Jens abrió la puerta sin golpear, y se detuvo como un guerrero dentro del cuarto.
– ¡Dígales que se vayan! -exigió.
Tras el bigote gris, Barnett enrojeció mientras se ponía lentamente de pie.
– Caballeros -dijo, sin mirarlos- si me disculpan un minuto…
Los dos hombres se levantaron y salieron, cerrando la puerta.
Con el disgusto pintado en cada una de sus facciones, Barnett siseó:
– ¡Usted… inmigrante de baja estofa… basura! Tendría que haber esperado algo así de usted.
– Vine a preguntarle cuánto cuesta un vestido de seda de mujer, pues acabo de arruinar uno de su esposa. -Jens sacó unos billetes del bolsillo y dejó veinte dólares sobre el escritorio-. Se enterará en cuanto llegue a su casa, tal vez antes. Esta basura de inmigrante que ama a su hija y que es el padre de su nieto, trató de obligar a su esposa a decirle dónde la ocultaron. Por supuesto, querrá que me arresten, y vine a decirle dónde podrá encontrarme la ley. Estaré en la cabaña de Tim Iversen el resto del invierno, o si no, a menos de un kilómetro al norte de aquí, levantando mi propio astillero. No tiene más que prestar atención al sonido de la sierra, pues se oye a u par de kilómetros.
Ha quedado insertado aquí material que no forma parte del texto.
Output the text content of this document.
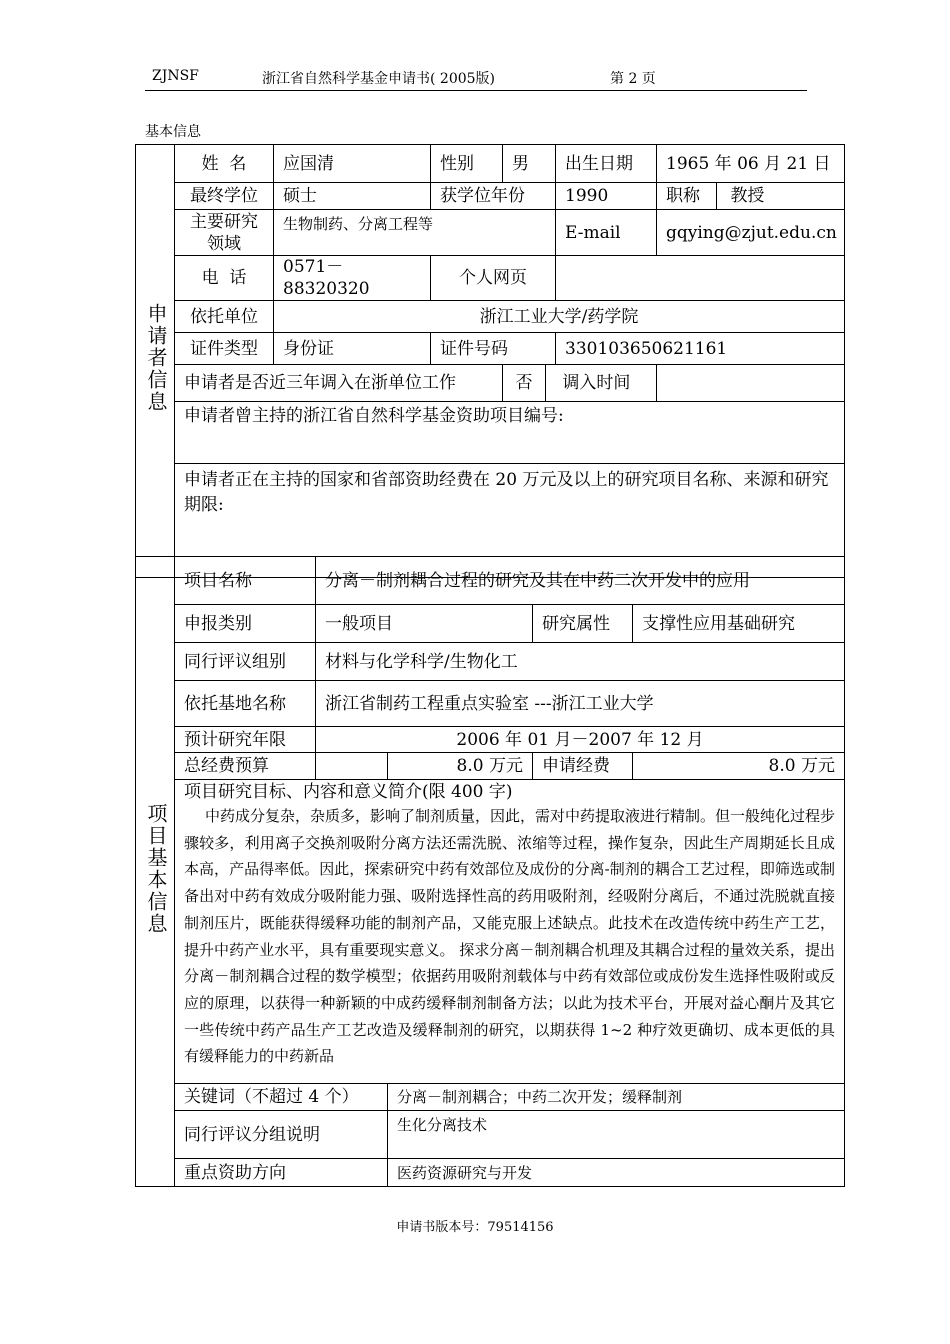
ZJNSF	浙江省自然科学基金申请书( 2005版)	第 2 页
基本信息
申请者信息	姓  名	应国清	性别	男	出生日期	1965 年 06 月 21 日
	最终学位	硕士	获学位年份		1990	职称 教授
	主要研究领域	生物制药、分离工程等			E-mail	gqying@zjut.edu.cn
	电  话	0571－88320320	个人网页			
	依托单位	浙江工业大学/药学院				
	证件类型	身份证	证件号码		330103650621161	
	申请者是否近三年调入在浙单位工作			否 调入时间		
	申请者曾主持的浙江省自然科学基金资助项目编号:					
	申请者正在主持的国家和省部资助经费在 20 万元及以上的研究项目名称、来源和研究期限:					
项目基本信息	项目名称	分离－制剂耦合过程的研究及其在中药二次开发中的应用			
	申报类别	一般项目		研究属性	支撑性应用基础研究
	同行评议组别	材料与化学科学/生物化工			
	依托基地名称	浙江省制药工程重点实验室 ---浙江工业大学			
	预计研究年限	2006 年 01 月－2007 年 12 月			
	总经费预算		8.0 万元	申请经费	8.0 万元

	项目研究目标、内容和意义简介(限 400 字)

中药成分复杂，杂质多，影响了制剂质量，因此，需对中药提取液进行精制。但一般纯化过程步骤较多，利用离子交换剂吸附分离方法还需洗脱、浓缩等过程，操作复杂，因此生产周期延长且成本高，产品得率低。因此，探索研究中药有效部位及成份的分离-制剂的耦合工艺过程，即筛选或制备出对中药有效成分吸附能力强、吸附选择性高的药用吸附剂，经吸附分离后，不通过洗脱就直接制剂压片，既能获得缓释功能的制剂产品，又能克服上述缺点。此技术在改造传统中药生产工艺，提升中药产业水平，具有重要现实意义。 探求分离－制剂耦合机理及其耦合过程的量效关系，提出分离－制剂耦合过程的数学模型；依据药用吸附剂载体与中药有效部位或成份发生选择性吸附或反应的原理，以获得一种新颖的中成药缓释制剂制备方法；以此为技术平台，开展对益心酮片及其它一些传统中药产品生产工艺改造及缓释制剂的研究，以期获得 1~2 种疗效更确切、成本更低的具有缓释能力的中药新品				

	关键词（不超过 4 个）		分离－制剂耦合；中药二次开发；缓释制剂		
	同行评议分组说明		生化分离技术		
	重点资助方向		医药资源研究与开发		
申请书版本号：79514156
Pero antes de enviar al comisario, piense en esto. Si me arresta, habrá un juicio, y en el juicio yo diré por qué estaba en su casa, interrogando a su esposa. Les diré que estaba peleando por Lorna y por nuestro hijo. Y algún día, cuando la encuentre y ella no vuelva a dirigirle la palabra, usted se preguntará si valió la pena perder una hija… y junto con ella, a un nieto. Buenos días, señor Barnett…, discúlpeme por haber interrumpido la reunión.
14
La noche que Gideon y Levinia se enteraron de que estaba embarazada, Lorna esperó en su propio cuarto… más apática que obediente. Habían esgrimido contra ella el arma más poderosa: la vergüenza. Se hubiese rebelado sin dudarlo contra el reproche de su madre y la furia su padre, pero la humillación la destrozó.
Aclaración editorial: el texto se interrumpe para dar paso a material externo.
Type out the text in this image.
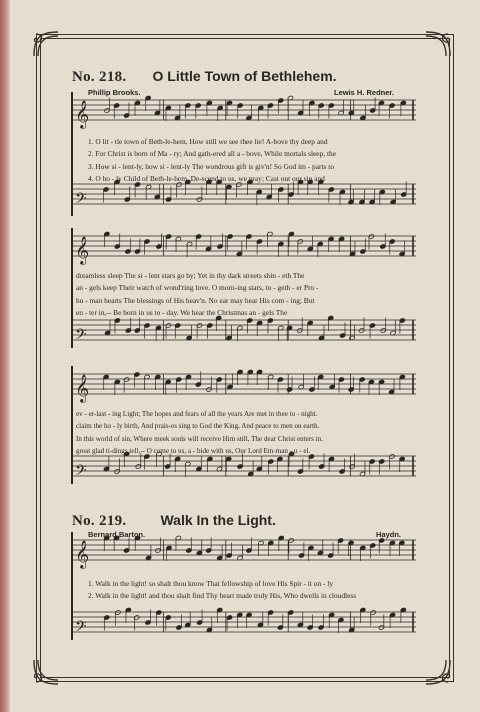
No. 218. O Little Town of Bethlehem.
Phillip Brooks.	Lewis H. Redner.
𝄞
𝄢
𝄞
𝄢
𝄞
𝄢
𝄞
𝄢
1. O lit - tle town of Beth-le-hem, How still we see thee lie! A-bove thy deep and
2. For Christ is born of Ma - ry; And gath-ered all a - bove, While mortals sleep, the
3. How si - lent-ly, how si - lent-ly The wondrous gift is giv'n! So God im - parts to
4. O ho - ly Child of Beth-le-hem, De-scend to us, we pray; Cast out our sin and
dreamless sleep The si - lent stars go by; Yet in thy dark streets shin - eth The
an - gels keep Their watch of wond'ring love. O morn-ing stars, to - geth - er Pro -
hu - man hearts The blessings of His heav'n. No ear may hear His com - ing; But
en - ter in,-- Be born in us to - day. We hear the Christmas an - gels The
ev - er-last - ing Light; The hopes and fears of all the years Are met in thee to - night.
claim the ho - ly birth, And prais-es sing to God the King, And peace to men on earth.
In this world of sin, Where meek souls will receive Him still, The dear Christ enters in.
great glad ti-dings tell,-- O come to us, a - bide with us, Our Lord Em-man - u - el.
No. 219. Walk In the Light.
Bernard Barton.	Haydn.
1. Walk in the light! so shalt thou know That fellowship of love His Spir - it on - ly
2. Walk in the light! and thou shalt find Thy heart made truly His, Who dwells in cloudless
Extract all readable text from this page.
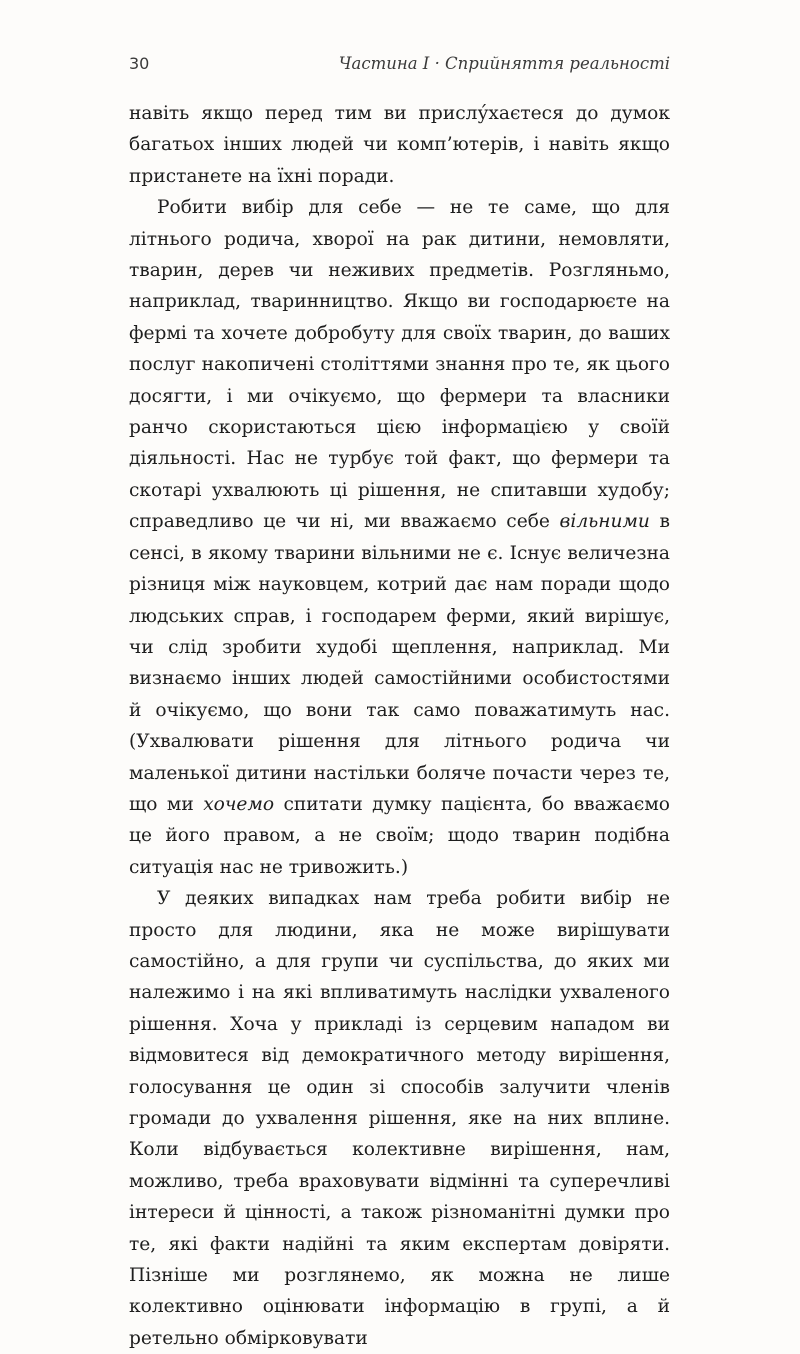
30	Частина I · Сприйняття реальності

навіть якщо перед тим ви прислу́хаєтеся до думок багатьох інших людей чи комп’ютерів, і навіть якщо пристанете на їхні поради.

Робити вибір для себе — не те саме, що для літнього родича, хворої на рак дитини, немовляти, тварин, дерев чи неживих предметів. Розгляньмо, наприклад, тваринництво. Якщо ви господарюєте на фермі та хочете добробуту для своїх тварин, до ваших послуг накопичені століттями знання про те, як цього досягти, і ми очікуємо, що фермери та власники ранчо скористаються цією інформацією у своїй діяльності. Нас не турбує той факт, що фермери та скотарі ухвалюють ці рішення, не спитавши худобу; справедливо це чи ні, ми вважаємо себе вільними в сенсі, в якому тварини вільними не є. Існує величезна різниця між науковцем, котрий дає нам поради щодо людських справ, і господарем ферми, який вирішує, чи слід зробити худобі щеплення, наприклад. Ми визнаємо інших людей самостійними особистостями й очікуємо, що вони так само поважатимуть нас. (Ухвалювати рішення для літнього родича чи маленької дитини настільки боляче почасти через те, що ми хочемо спитати думку пацієнта, бо вважаємо це його правом, а не своїм; щодо тварин подібна ситуація нас не тривожить.)

У деяких випадках нам треба робити вибір не просто для людини, яка не може вирішувати самостійно, а для групи чи суспільства, до яких ми належимо і на які впливатимуть наслідки ухваленого рішення. Хоча у прикладі із серцевим нападом ви відмовитеся від демократичного методу вирішення, голосування це один зі способів залучити членів громади до ухвалення рішення, яке на них вплине. Коли відбувається колективне вирішення, нам, можливо, треба враховувати відмінні та суперечливі інтереси й цінності, а також різноманітні думки про те, які факти надійні та яким експертам довіряти. Пізніше ми розглянемо, як можна не лише колективно оцінювати інформацію в групі, а й ретельно обмірковувати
Disminuida, desanimada, permaneció hundida en ese ánimo sombrío, sintiéndose pecadora por primera vez. Hasta la acusación de su madre, Lorna consideró su amor hacia Jens como algo sagrado, que la convirtió en una persona mejor, más que en alguien mezquino: benévola cuando podría haber sido egoísta, generosa, cuando podría haber sido avara, elogiosa, en vez de crítica, paciente y no intolerante, alegre en lugar de melancólica.
Pero el sermón de Levinia había agostado la alegría. Cuando la madre salió del cuarto, Lorna se quedó sentada a los pies de la cama, contemplando las cortinas corridas, demasiado desanimada para levantarse y cerrarlas o encender la lámpara. Permaneció allí, en la oscuridad, pasando lista a todas las maneras en que podría perjudicar a la familia si huía con Jens. ¿Era cierto? ¿Los amigos los apartarían para siempre? ¿Las amigas de su madre murmurarían a sus espaldas y los socios comerciales de su padre lo evitarían? Y ella misma, ¿perdería la amistad de Phoebe? ¿Acaso su hijo sufriría el baldón de "bastardo" toda la vida?
Pensó una y otra vez en la palabra fornicación. Hasta entonces, nunca nombró así lo que había sucedido entre ella y Jens y que le había parecido tan esplendoroso. Lo había considerado como una maravillosa expresión del amor que sentían uno por el otro, una apropiada celebración de ese amor.
Sin embargo, Levinia lo llamó bajo, sucio.
Vergonzoso.
La noche transcurrió, y Lorna siguió sola. desesperanzada. No apareció la bandeja con la cena. No se acercó ningún miembro de la familia. El piano estaba silencioso. Cuando Jens se fue, en su lugar apareció el silencio. La casa exudaba un aire a clandestinidad, colmada de secretos dichos en susurros tras puertas cerradas. Después de mucho, mucho tiempo, Lorna se inclinó de lado y puso los pies sobre la cama. Sin desvestirse, se acostó con las rodillas hacia el pecho, los ojos abiertos, sin apoyar siquiera la cabeza en la almohada. Por fin se durmió, se despertó a medias y se estremeció, se durmió otra vez, despertó lo bastante para aflojarse el vestido, se quitó los zapatos y se metió bajo las mantas.